Just then came into my mind the memory of some words about the stars in Isaiah. I had taken the book with me to lecture. So I unrolled it till I came to them: “Lift up your eyes on high and see. Who hath appointed all these? He that leadeth forth His host in a numbered array. He will call them all by name. Because of thy great glory, and in the might of thy strength, not one escapeth from thine eye.” Then the prophet declared that, even as the stars of heaven are made visible in the darkness, so the seed of Abraham was not hidden by any darkness from God’s eye: “Say not, O Jacob (ah, why didst thou dare to say it, O Israel?) ‘My way is hidden from God, and my God hath taken away judgment and hath departed from me.’ Hast thou not even now found out the truth? Hast thou not clearly heard it? The God eternal, the God that framed and fashioned the earth, even to its furthest corners, He will not faint for hunger, nor is there any fathoming of His wisdom. To them that hunger He giveth strength—but sorrow to them that have no grief. For hunger shall fall on the youths, and weariness on the young men, and the chosen warriors shall utterly lose strength; but they that wait patiently for God shall renew their strength; they shall put forth wings like eagles; they shall run and not be weary; they shall walk erect and shall not faint for hunger.”

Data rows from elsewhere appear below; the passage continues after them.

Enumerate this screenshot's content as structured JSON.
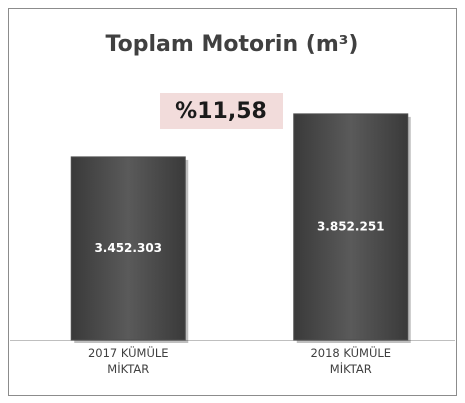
{
  "chart_data": {
    "type": "bar",
    "title": "Toplam Motorin (m³)",
    "annotation": "%11,58",
    "categories": [
      "2017 KÜMÜLE MİKTAR",
      "2018 KÜMÜLE MİKTAR"
    ],
    "values": [
      3452303,
      3852251
    ],
    "value_labels": [
      "3.452.303",
      "3.852.251"
    ],
    "color": "#4d4d4d",
    "ylim": [
      1750000,
      4000000
    ]
  }
}
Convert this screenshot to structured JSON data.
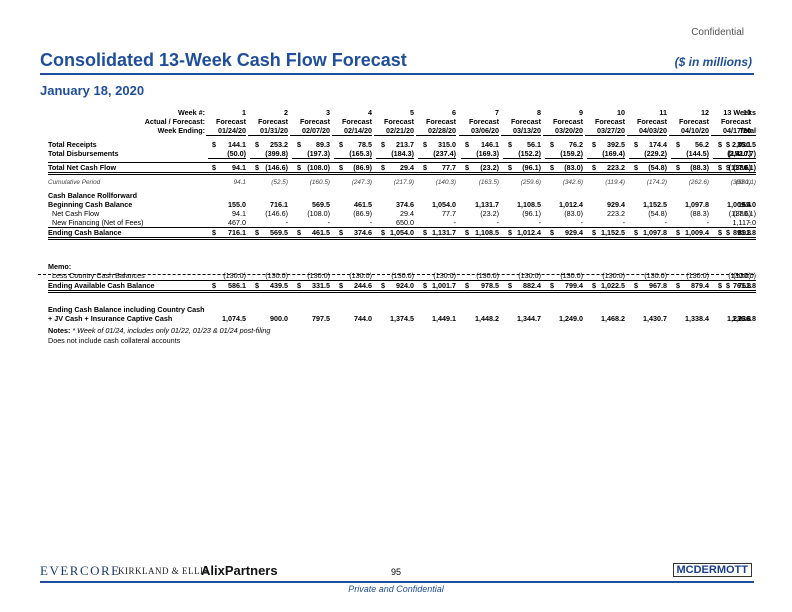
{
  "header": {
    "confidential": "Confidential",
    "title": "Consolidated 13-Week Cash Flow Forecast",
    "units": "($ in millions)",
    "date": "January 18, 2020"
  },
  "table": {
    "row_week": {
      "label": "Week #:",
      "values": [
        "1",
        "2",
        "3",
        "4",
        "5",
        "6",
        "7",
        "8",
        "9",
        "10",
        "11",
        "12",
        "13",
        "13 Weeks"
      ]
    },
    "row_type": {
      "label": "Actual / Forecast:",
      "values": [
        "Forecast",
        "Forecast",
        "Forecast",
        "Forecast",
        "Forecast",
        "Forecast",
        "Forecast",
        "Forecast",
        "Forecast",
        "Forecast",
        "Forecast",
        "Forecast",
        "Forecast",
        ""
      ]
    },
    "row_ending": {
      "label": "Week Ending:",
      "values": [
        "01/24/20",
        "01/31/20",
        "02/07/20",
        "02/14/20",
        "02/21/20",
        "02/28/20",
        "03/06/20",
        "03/13/20",
        "03/20/20",
        "03/27/20",
        "04/03/20",
        "04/10/20",
        "04/17/20",
        "Total"
      ]
    },
    "total_receipts": {
      "label": "Total Receipts",
      "values": [
        "144.1",
        "253.2",
        "89.3",
        "78.5",
        "213.7",
        "315.0",
        "146.1",
        "56.1",
        "76.2",
        "392.5",
        "174.4",
        "56.2",
        "35.1",
        "2,030.5"
      ]
    },
    "total_disbursements": {
      "label": "Total Disbursements",
      "values": [
        "(50.0)",
        "(399.8)",
        "(197.3)",
        "(165.3)",
        "(184.3)",
        "(237.4)",
        "(169.3)",
        "(152.2)",
        "(159.2)",
        "(169.4)",
        "(229.2)",
        "(144.5)",
        "(152.7)",
        "(2,410.7)"
      ]
    },
    "total_net": {
      "label": "Total Net Cash Flow",
      "values": [
        "94.1",
        "(146.6)",
        "(108.0)",
        "(86.9)",
        "29.4",
        "77.7",
        "(23.2)",
        "(96.1)",
        "(83.0)",
        "223.2",
        "(54.8)",
        "(88.3)",
        "(117.6)",
        "(380.1)"
      ]
    },
    "cumulative": {
      "label": "Cumulative Period",
      "values": [
        "94.1",
        "(52.5)",
        "(160.5)",
        "(247.3)",
        "(217.9)",
        "(140.3)",
        "(163.5)",
        "(259.6)",
        "(342.6)",
        "(119.4)",
        "(174.2)",
        "(262.6)",
        "(380.1)",
        "(380.1)"
      ]
    },
    "rollforward_title": "Cash Balance Rollforward",
    "beginning": {
      "label": "Beginning Cash Balance",
      "values": [
        "155.0",
        "716.1",
        "569.5",
        "461.5",
        "374.6",
        "1,054.0",
        "1,131.7",
        "1,108.5",
        "1,012.4",
        "929.4",
        "1,152.5",
        "1,097.8",
        "1,009.4",
        "155.0"
      ]
    },
    "net_flow": {
      "label": "Net Cash Flow",
      "values": [
        "94.1",
        "(146.6)",
        "(108.0)",
        "(86.9)",
        "29.4",
        "77.7",
        "(23.2)",
        "(96.1)",
        "(83.0)",
        "223.2",
        "(54.8)",
        "(88.3)",
        "(117.6)",
        "(380.1)"
      ]
    },
    "new_financing": {
      "label": "New Financing (Net of Fees)",
      "values": [
        "467.0",
        "-",
        "-",
        "-",
        "650.0",
        "-",
        "-",
        "-",
        "-",
        "-",
        "-",
        "-",
        "-",
        "1,117.0"
      ]
    },
    "ending": {
      "label": "Ending Cash Balance",
      "values": [
        "716.1",
        "569.5",
        "461.5",
        "374.6",
        "1,054.0",
        "1,131.7",
        "1,108.5",
        "1,012.4",
        "929.4",
        "1,152.5",
        "1,097.8",
        "1,009.4",
        "891.8",
        "891.8"
      ]
    },
    "memo_title": "Memo:",
    "less_country": {
      "label": "Less Country Cash Balances",
      "values": [
        "(130.0)",
        "(130.0)",
        "(130.0)",
        "(130.0)",
        "(130.0)",
        "(130.0)",
        "(130.0)",
        "(130.0)",
        "(130.0)",
        "(130.0)",
        "(130.0)",
        "(130.0)",
        "(130.0)",
        "(130.0)"
      ]
    },
    "ending_available": {
      "label": "Ending Available Cash Balance",
      "values": [
        "586.1",
        "439.5",
        "331.5",
        "244.6",
        "924.0",
        "1,001.7",
        "978.5",
        "882.4",
        "799.4",
        "1,022.5",
        "967.8",
        "879.4",
        "761.8",
        "761.8"
      ]
    },
    "incl_country_line1": "Ending Cash Balance including Country Cash",
    "incl_country": {
      "label": "+ JV Cash + Insurance Captive Cash",
      "values": [
        "1,074.5",
        "900.0",
        "797.5",
        "744.0",
        "1,374.5",
        "1,449.1",
        "1,448.2",
        "1,344.7",
        "1,249.0",
        "1,468.2",
        "1,430.7",
        "1,338.4",
        "1,236.8",
        "1,236.8"
      ]
    },
    "dollar": "$"
  },
  "notes": {
    "label": "Notes:",
    "line1": "* Week of 01/24, includes only 01/22, 01/23 & 01/24 post-filing",
    "line2": "Does not include cash collateral accounts"
  },
  "footer": {
    "evercore": "EVERCORE",
    "kirkland": "KIRKLAND & ELLIS",
    "alix": "AlixPartners",
    "page": "95",
    "mcdermott": "MCDERMOTT",
    "confidential": "Private and Confidential"
  }
}
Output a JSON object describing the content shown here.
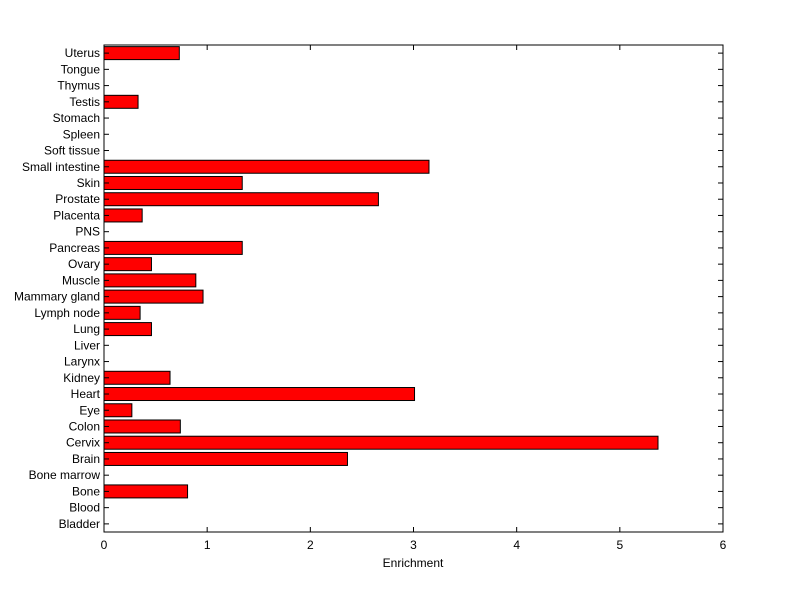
{
  "chart_data": {
    "type": "bar",
    "orientation": "horizontal",
    "categories": [
      "Bladder",
      "Blood",
      "Bone",
      "Bone marrow",
      "Brain",
      "Cervix",
      "Colon",
      "Eye",
      "Heart",
      "Kidney",
      "Larynx",
      "Liver",
      "Lung",
      "Lymph node",
      "Mammary gland",
      "Muscle",
      "Ovary",
      "Pancreas",
      "PNS",
      "Placenta",
      "Prostate",
      "Skin",
      "Small intestine",
      "Soft tissue",
      "Spleen",
      "Stomach",
      "Testis",
      "Thymus",
      "Tongue",
      "Uterus"
    ],
    "values": [
      0,
      0,
      0.81,
      0,
      2.36,
      5.37,
      0.74,
      0.27,
      3.01,
      0.64,
      0,
      0,
      0.46,
      0.35,
      0.96,
      0.89,
      0.46,
      1.34,
      0,
      0.37,
      2.66,
      1.34,
      3.15,
      0,
      0,
      0,
      0.33,
      0,
      0,
      0.73
    ],
    "xlabel": "Enrichment",
    "ylabel": "",
    "xlim": [
      0,
      6
    ],
    "xticks": [
      "0",
      "1",
      "2",
      "3",
      "4",
      "5",
      "6"
    ],
    "bar_color": "#ff0000",
    "edge_color": "#000000",
    "grid": false
  }
}
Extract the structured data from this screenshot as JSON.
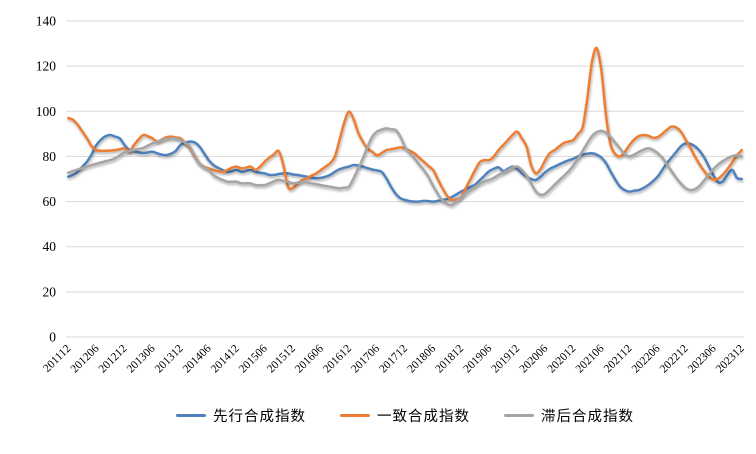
{
  "chart_data": {
    "type": "line",
    "title": "",
    "xlabel": "",
    "ylabel": "",
    "x_start": "201112",
    "x_end": "202312",
    "x_frequency": "monthly",
    "x_tick_labels": [
      "201112",
      "201206",
      "201212",
      "201306",
      "201312",
      "201406",
      "201412",
      "201506",
      "201512",
      "201606",
      "201612",
      "201706",
      "201712",
      "201806",
      "201812",
      "201906",
      "201912",
      "202006",
      "202012",
      "202106",
      "202112",
      "202206",
      "202212",
      "202306",
      "202312"
    ],
    "y_tick_labels": [
      "0",
      "20",
      "40",
      "60",
      "80",
      "100",
      "120",
      "140"
    ],
    "y_ticks": [
      0,
      20,
      40,
      60,
      80,
      100,
      120,
      140
    ],
    "ylim": [
      0,
      140
    ],
    "grid": "horizontal",
    "gridline_color": "#d9d9d9",
    "legend_position": "bottom",
    "smoothed_lines": true,
    "series": [
      {
        "name": "先行合成指数",
        "color": "#4F81BD",
        "values": [
          71.0,
          71.8,
          73.2,
          75.5,
          77.7,
          81.0,
          85.0,
          87.5,
          89.0,
          89.5,
          88.8,
          88.0,
          85.1,
          83.0,
          82.3,
          81.8,
          81.5,
          81.8,
          82.1,
          81.4,
          80.8,
          80.6,
          81.2,
          82.5,
          85.1,
          86.0,
          86.6,
          86.2,
          84.5,
          81.5,
          78.4,
          76.2,
          75.0,
          74.0,
          73.2,
          73.5,
          74.0,
          73.2,
          73.6,
          74.0,
          73.2,
          72.8,
          72.5,
          71.8,
          71.8,
          72.2,
          72.5,
          72.5,
          72.0,
          71.8,
          71.4,
          71.0,
          70.6,
          70.3,
          70.5,
          71.0,
          71.8,
          73.2,
          74.3,
          75.0,
          75.5,
          76.2,
          76.0,
          75.5,
          74.8,
          74.2,
          73.8,
          73.2,
          70.3,
          66.6,
          63.5,
          61.5,
          60.7,
          60.2,
          60.0,
          60.0,
          60.3,
          60.2,
          60.0,
          60.3,
          60.7,
          61.2,
          62.0,
          63.2,
          64.4,
          65.5,
          66.5,
          67.5,
          69.5,
          71.5,
          73.5,
          74.5,
          75.2,
          73.5,
          74.5,
          75.5,
          74.5,
          72.5,
          71.0,
          70.0,
          69.6,
          71.0,
          73.0,
          74.5,
          75.5,
          76.5,
          77.5,
          78.3,
          79.0,
          80.0,
          80.8,
          81.2,
          81.4,
          80.8,
          79.5,
          77.0,
          73.2,
          69.6,
          66.6,
          65.1,
          64.4,
          64.8,
          65.1,
          66.0,
          67.3,
          69.0,
          71.0,
          74.0,
          77.0,
          79.5,
          82.0,
          84.5,
          85.8,
          85.6,
          84.5,
          82.5,
          79.5,
          75.5,
          71.5,
          68.5,
          69.0,
          72.0,
          74.0,
          70.5,
          70.0
        ]
      },
      {
        "name": "一致合成指数",
        "color": "#ED7D31",
        "values": [
          97.0,
          96.2,
          94.0,
          91.0,
          88.0,
          84.5,
          82.8,
          82.5,
          82.5,
          82.6,
          82.8,
          83.2,
          83.5,
          82.1,
          85.0,
          87.5,
          89.5,
          89.0,
          88.0,
          86.6,
          87.5,
          88.5,
          88.8,
          88.4,
          88.0,
          86.0,
          83.6,
          80.0,
          77.0,
          75.5,
          74.7,
          74.0,
          73.5,
          73.2,
          74.0,
          75.0,
          75.5,
          74.7,
          75.0,
          75.5,
          74.0,
          75.5,
          77.7,
          79.5,
          81.0,
          82.3,
          76.0,
          66.5,
          66.0,
          68.0,
          69.5,
          70.3,
          71.5,
          72.5,
          74.0,
          75.5,
          77.0,
          80.0,
          87.3,
          95.0,
          99.8,
          96.5,
          90.5,
          86.5,
          83.5,
          82.1,
          80.6,
          81.5,
          82.8,
          83.2,
          83.6,
          84.0,
          83.6,
          82.5,
          81.4,
          79.5,
          77.7,
          75.8,
          74.0,
          70.0,
          66.0,
          62.5,
          60.7,
          61.0,
          62.0,
          66.0,
          70.0,
          74.0,
          77.5,
          78.4,
          78.4,
          80.0,
          82.8,
          85.0,
          87.3,
          89.5,
          91.0,
          88.0,
          84.3,
          76.0,
          72.5,
          74.5,
          78.4,
          81.5,
          82.8,
          84.5,
          86.0,
          86.6,
          87.3,
          90.0,
          93.0,
          106.0,
          122.0,
          128.0,
          118.0,
          98.0,
          85.0,
          81.0,
          80.0,
          82.0,
          85.0,
          87.5,
          89.0,
          89.5,
          89.2,
          88.3,
          88.5,
          90.0,
          91.8,
          93.2,
          92.8,
          91.0,
          87.5,
          84.0,
          80.0,
          76.5,
          73.5,
          71.0,
          69.8,
          70.2,
          72.0,
          74.5,
          77.5,
          80.5,
          82.8
        ]
      },
      {
        "name": "滞后合成指数",
        "color": "#A5A5A5",
        "values": [
          72.8,
          73.5,
          74.2,
          74.9,
          75.5,
          76.2,
          76.8,
          77.3,
          77.9,
          78.4,
          79.2,
          80.5,
          81.8,
          82.4,
          82.8,
          83.3,
          83.8,
          84.8,
          85.8,
          86.6,
          87.3,
          87.8,
          88.0,
          88.0,
          87.3,
          86.0,
          84.3,
          80.6,
          77.0,
          75.3,
          74.0,
          71.8,
          70.5,
          69.6,
          68.8,
          68.8,
          68.8,
          68.1,
          68.1,
          68.1,
          67.3,
          67.3,
          67.3,
          68.1,
          69.0,
          69.6,
          69.2,
          68.8,
          68.1,
          68.4,
          68.8,
          68.5,
          68.1,
          67.7,
          67.3,
          66.9,
          66.6,
          66.2,
          65.9,
          66.2,
          66.6,
          70.3,
          74.7,
          79.2,
          84.3,
          88.8,
          91.0,
          91.9,
          92.4,
          92.0,
          91.7,
          88.8,
          84.3,
          81.5,
          79.2,
          76.5,
          74.0,
          71.0,
          67.0,
          63.5,
          60.5,
          59.0,
          58.5,
          60.0,
          62.0,
          63.5,
          65.0,
          66.5,
          68.0,
          69.0,
          69.6,
          70.5,
          71.8,
          72.8,
          74.0,
          75.0,
          75.5,
          74.0,
          71.5,
          68.0,
          64.5,
          63.0,
          63.5,
          65.5,
          67.5,
          69.5,
          71.5,
          73.5,
          76.0,
          79.0,
          82.5,
          86.0,
          89.0,
          90.8,
          91.3,
          90.5,
          88.5,
          86.0,
          83.5,
          81.0,
          80.0,
          80.8,
          82.0,
          83.0,
          83.6,
          83.0,
          81.5,
          79.5,
          76.5,
          73.5,
          70.5,
          68.0,
          66.0,
          65.1,
          65.5,
          67.0,
          69.5,
          72.0,
          74.5,
          76.5,
          78.0,
          79.2,
          80.2,
          80.6,
          80.0
        ]
      }
    ]
  },
  "legend": {
    "items": [
      {
        "label": "先行合成指数"
      },
      {
        "label": "一致合成指数"
      },
      {
        "label": "滞后合成指数"
      }
    ]
  }
}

I could not believe all this. But neither could I disbelieve it. One voice said to me, “The poet is casting on the God of[124] the stars the mantle that he has borrowed from the God of Abraham, Isaac, and Jacob.” But another voice kept saying to me, “Wait patiently for God: He shall renew thy strength.” In the afternoon, when I had thrown myself down to rest, I had thought that I would give up the search after truth, get rid of all my books, leave Nicopolis, and go at once into the army. Now I was more hopeful. But I could not give any logical reason for my hope. Isaiah had not convinced me. Far from it! The promise to Abraham seemed still to me to have resulted in failure. I had broken off my study of Paul, almost at its commencement, in order to study Isaiah. And Isaiah, without Paul, presented many difficulties that might perplex wiser minds than mine. “Grant,” said I, “that David the son of Jesse was a great poet. Grant that Isaiah was a great prophet. Yet what were their poems and prophecies except so many pillars of vapour, or, if of substance, then substantial failures; pillars with the capital gone and the shaft broken, no longer sustaining anything? Their temple is burned a second time, never to be rebuilt; the rod of Jesse, cut off from the very root, with no life left in it, ‘despised indeed and rejected’ but with no compensation of being ‘exalted’ or of ‘dividing the spoils of the strong’!”

All these things I said over and over again to myself. But still another voice, deeper than my own, seemed to be repeating “Wait patiently on God and He will renew thy strength! Wait patiently! Wait!” Up to the moment of retiring to rest that night my mind was in a state of oscillation. On the one hand, Scaurus might be right, and my best course might be to give up the study of philosophy, and to prepare myself for a military career. On the other hand, there appeared nothing in these poems or prophecies of Isaiah that would make a man less fit to be a soldier. My last thought was, “I should like to see how the modern Jew, Paul, takes up the teaching of the ancient Jew, Isaiah. I have but glanced at his quotations as yet.” So I decided to examine this point on the following day.